It is no surprise that oil prices continue to fall when you look at the rising tide of oil production around the world.
The U.S. shale industry is frequently accused of being the main culprit, but tight oil is far from alone.
A recent FT article explores how investments that were started five or six years ago, when the oil price was $100 a barrel, are now coming on stream with a vengeance.
The FT quotes a forecast released by the Canadian Association of Petroleum Producers, which sees the country’s output increasing by 270,000 barrels a day this year and a further 320,000 barrels a day in 2018. The article notes that the combined two-year Canadian increase will be equal to almost a third of OPEC’s production cuts planned for this year.
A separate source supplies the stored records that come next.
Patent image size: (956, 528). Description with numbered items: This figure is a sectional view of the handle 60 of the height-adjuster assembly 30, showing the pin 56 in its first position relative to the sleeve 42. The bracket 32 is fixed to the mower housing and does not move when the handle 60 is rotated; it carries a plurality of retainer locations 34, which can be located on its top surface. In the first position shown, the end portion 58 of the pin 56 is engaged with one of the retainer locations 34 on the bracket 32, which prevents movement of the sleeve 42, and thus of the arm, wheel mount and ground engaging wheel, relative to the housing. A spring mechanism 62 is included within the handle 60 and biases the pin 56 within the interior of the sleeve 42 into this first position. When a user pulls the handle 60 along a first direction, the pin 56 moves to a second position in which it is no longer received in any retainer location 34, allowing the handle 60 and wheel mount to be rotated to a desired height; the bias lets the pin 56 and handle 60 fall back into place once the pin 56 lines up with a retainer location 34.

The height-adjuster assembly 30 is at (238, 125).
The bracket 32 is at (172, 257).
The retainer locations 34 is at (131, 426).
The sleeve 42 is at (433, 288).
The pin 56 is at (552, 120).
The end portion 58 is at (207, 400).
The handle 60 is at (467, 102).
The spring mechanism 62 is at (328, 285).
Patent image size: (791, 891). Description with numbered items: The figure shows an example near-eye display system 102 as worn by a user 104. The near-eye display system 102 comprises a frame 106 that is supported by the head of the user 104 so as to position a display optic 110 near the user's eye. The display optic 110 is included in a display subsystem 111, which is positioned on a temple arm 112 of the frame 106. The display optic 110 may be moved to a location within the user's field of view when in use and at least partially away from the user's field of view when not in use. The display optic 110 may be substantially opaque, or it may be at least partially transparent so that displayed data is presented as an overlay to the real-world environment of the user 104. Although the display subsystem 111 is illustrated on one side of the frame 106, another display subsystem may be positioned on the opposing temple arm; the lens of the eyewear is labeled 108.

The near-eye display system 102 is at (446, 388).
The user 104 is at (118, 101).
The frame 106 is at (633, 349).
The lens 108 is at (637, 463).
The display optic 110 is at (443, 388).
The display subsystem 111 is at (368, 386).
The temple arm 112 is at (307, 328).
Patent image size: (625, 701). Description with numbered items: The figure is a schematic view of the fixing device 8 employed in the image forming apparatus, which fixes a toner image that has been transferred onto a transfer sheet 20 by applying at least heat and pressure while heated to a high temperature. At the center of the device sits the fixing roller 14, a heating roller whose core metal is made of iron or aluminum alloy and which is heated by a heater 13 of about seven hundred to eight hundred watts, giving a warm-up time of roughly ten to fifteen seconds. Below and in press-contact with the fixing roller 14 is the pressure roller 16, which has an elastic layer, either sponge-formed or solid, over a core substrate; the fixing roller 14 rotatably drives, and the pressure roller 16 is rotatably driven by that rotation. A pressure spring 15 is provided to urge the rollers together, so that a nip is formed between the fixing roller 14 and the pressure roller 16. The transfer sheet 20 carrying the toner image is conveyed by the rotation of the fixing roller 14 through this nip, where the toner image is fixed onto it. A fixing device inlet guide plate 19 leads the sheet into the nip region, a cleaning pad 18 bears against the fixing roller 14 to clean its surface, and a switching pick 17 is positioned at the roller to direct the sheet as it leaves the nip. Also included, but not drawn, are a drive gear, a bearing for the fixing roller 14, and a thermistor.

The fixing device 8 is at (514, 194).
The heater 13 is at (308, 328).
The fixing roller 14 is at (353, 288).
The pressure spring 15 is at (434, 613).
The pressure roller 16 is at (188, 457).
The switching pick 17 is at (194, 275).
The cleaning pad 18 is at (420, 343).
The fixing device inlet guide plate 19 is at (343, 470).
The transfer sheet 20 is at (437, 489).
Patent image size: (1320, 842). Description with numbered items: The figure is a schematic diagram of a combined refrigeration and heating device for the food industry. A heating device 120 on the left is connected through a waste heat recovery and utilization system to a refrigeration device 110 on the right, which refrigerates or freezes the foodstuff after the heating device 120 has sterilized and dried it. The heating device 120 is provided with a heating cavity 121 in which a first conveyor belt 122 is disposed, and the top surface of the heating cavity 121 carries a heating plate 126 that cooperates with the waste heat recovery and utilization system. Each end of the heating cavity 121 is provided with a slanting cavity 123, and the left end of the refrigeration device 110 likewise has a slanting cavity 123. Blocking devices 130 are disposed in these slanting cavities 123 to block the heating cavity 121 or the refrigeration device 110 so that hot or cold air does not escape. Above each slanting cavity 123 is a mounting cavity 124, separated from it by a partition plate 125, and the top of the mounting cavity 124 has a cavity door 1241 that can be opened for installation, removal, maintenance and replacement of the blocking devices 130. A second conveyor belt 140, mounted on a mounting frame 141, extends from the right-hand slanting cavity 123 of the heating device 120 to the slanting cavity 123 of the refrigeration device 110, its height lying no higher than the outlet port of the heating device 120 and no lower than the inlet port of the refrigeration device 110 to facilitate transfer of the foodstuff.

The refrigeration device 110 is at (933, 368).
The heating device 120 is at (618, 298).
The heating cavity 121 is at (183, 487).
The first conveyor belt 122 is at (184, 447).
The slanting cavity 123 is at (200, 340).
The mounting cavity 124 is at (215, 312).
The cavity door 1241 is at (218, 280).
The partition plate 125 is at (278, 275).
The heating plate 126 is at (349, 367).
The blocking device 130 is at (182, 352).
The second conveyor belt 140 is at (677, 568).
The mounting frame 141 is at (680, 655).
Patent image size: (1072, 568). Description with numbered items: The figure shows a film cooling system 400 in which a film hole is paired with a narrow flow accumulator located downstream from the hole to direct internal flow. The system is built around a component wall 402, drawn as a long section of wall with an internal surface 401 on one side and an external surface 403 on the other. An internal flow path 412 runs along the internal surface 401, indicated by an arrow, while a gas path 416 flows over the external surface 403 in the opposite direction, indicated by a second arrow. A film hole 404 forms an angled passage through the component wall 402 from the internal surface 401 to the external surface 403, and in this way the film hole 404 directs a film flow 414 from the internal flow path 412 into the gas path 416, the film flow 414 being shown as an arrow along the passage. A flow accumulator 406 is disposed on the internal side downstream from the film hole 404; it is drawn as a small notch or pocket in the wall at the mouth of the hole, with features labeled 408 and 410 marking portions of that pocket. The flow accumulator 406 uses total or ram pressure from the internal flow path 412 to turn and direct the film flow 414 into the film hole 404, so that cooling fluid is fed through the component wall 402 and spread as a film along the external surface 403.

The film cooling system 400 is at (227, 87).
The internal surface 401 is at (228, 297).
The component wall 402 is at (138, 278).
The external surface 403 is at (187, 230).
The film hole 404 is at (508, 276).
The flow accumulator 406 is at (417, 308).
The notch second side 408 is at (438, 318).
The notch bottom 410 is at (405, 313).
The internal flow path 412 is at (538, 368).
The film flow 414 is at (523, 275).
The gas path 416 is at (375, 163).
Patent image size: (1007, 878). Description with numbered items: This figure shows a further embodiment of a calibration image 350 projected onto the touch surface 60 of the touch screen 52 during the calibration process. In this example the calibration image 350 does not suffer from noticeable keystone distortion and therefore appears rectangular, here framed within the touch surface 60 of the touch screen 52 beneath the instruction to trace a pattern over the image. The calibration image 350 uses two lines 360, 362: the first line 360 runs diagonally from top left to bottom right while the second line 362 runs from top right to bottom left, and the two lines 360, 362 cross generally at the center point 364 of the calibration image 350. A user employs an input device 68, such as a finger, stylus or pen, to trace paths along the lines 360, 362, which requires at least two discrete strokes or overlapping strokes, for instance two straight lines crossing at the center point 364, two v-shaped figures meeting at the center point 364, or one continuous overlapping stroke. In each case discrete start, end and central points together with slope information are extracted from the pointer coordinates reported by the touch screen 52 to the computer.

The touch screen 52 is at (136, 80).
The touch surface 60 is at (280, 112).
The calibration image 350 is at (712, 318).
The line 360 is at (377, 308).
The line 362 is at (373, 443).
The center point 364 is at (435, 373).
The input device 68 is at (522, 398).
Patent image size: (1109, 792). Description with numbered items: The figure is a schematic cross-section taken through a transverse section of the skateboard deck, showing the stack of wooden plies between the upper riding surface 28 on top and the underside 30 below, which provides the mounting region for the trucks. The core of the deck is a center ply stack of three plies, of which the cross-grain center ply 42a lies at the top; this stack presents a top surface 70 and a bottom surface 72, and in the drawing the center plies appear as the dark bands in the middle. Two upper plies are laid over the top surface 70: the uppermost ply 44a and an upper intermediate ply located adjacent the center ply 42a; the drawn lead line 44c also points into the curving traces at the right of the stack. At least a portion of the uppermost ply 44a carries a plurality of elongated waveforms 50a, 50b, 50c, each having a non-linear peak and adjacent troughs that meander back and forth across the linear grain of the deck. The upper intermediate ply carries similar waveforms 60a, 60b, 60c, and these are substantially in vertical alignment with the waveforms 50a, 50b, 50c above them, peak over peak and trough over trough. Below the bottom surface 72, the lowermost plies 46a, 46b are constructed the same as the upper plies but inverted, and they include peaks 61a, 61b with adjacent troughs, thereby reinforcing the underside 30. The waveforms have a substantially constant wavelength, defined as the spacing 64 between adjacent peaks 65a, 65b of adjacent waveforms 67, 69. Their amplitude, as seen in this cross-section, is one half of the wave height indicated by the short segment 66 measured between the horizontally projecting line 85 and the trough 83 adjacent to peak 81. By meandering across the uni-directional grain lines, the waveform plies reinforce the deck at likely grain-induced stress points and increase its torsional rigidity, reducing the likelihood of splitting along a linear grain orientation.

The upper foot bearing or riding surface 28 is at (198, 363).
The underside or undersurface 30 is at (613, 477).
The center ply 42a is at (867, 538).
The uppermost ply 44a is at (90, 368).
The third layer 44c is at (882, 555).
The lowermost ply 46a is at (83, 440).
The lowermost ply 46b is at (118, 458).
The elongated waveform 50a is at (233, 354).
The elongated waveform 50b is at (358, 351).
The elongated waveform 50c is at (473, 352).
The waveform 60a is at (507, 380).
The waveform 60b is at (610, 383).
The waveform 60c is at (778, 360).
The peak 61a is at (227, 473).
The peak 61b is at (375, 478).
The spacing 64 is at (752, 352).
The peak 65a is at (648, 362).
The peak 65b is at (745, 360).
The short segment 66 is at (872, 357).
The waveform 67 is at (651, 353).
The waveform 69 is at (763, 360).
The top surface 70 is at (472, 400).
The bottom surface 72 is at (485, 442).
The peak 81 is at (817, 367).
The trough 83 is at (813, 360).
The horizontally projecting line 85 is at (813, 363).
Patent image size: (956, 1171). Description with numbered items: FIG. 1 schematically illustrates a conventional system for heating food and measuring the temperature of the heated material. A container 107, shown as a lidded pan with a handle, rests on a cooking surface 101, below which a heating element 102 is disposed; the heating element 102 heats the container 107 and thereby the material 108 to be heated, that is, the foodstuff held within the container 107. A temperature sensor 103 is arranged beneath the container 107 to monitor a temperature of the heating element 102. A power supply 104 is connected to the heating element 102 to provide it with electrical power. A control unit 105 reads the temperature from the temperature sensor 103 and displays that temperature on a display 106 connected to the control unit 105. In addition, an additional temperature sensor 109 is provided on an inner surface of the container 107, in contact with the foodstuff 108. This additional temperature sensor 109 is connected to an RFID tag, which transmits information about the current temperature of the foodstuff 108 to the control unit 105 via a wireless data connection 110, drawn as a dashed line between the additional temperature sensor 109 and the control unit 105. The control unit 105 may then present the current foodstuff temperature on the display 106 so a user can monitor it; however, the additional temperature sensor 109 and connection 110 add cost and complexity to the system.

Canada is home to the world’s third-largest reserves of oil and is the largest external supplier to the U.S. market, shipping in as much as the rest of the world put together. These new projects may not be making money at today’s prices, but they are making a contribution to the massive investments already incurred.
The FT quotes the Alberta Energy Regulator saying the minimum per-barrel oil price for a mining project to recover capital expenditures, operating costs, royalties, and taxes in 2016 ranged between $65-$80 a barrel. Meanwhile, the price for “in situ” plants using steam was $30-$50 per barrel. Today’s cost for oil shipped to the Cushing hub is at no more than $44 per barrel.
Costs for operational plants are lower, with estimates quoted by the FT is $22 per barrel for mining projects and as low as $11 a barrel for in situ plants. In addition, it could be that many of these new investments have hedged their forward sales at higher prices.
That is certainly the case with the U.S. shale frackers.
A separate FT article estimates that some 40% of the industry was hedged at about $50 dollars a barrel, with some resource areas — like the Permian Basin of Texas and New Mexico — having hedging rates as high as 70-90%.
Unlike tar sands, tight oil can be turned on and off with considerable flexibility, like the hare to the oil sands’ tortoise.
Rig counts have been rising for 23 consecutive weeks, the FT notes, and with a growing stock of drilled-but-uncompleted (DUC) wells rising by 22% to over 5,000 between December and May, there is considerable potential for output to be increased further.
As if rising production from Canadian tar sands and U.S. tight oil was not enough, OPEC is also seeing its own cartel members increase output by 336,000 barrels a day in May from April, led by big rises from Libya and Nigeria, according to FT.
Saudi Arabia may well be ruing the day it opened the taps in order to drive down the oil in the hope of killing off “high cost” U.S. shale oil. The prospects of getting an oil price back above $100 must now look like a distant dream.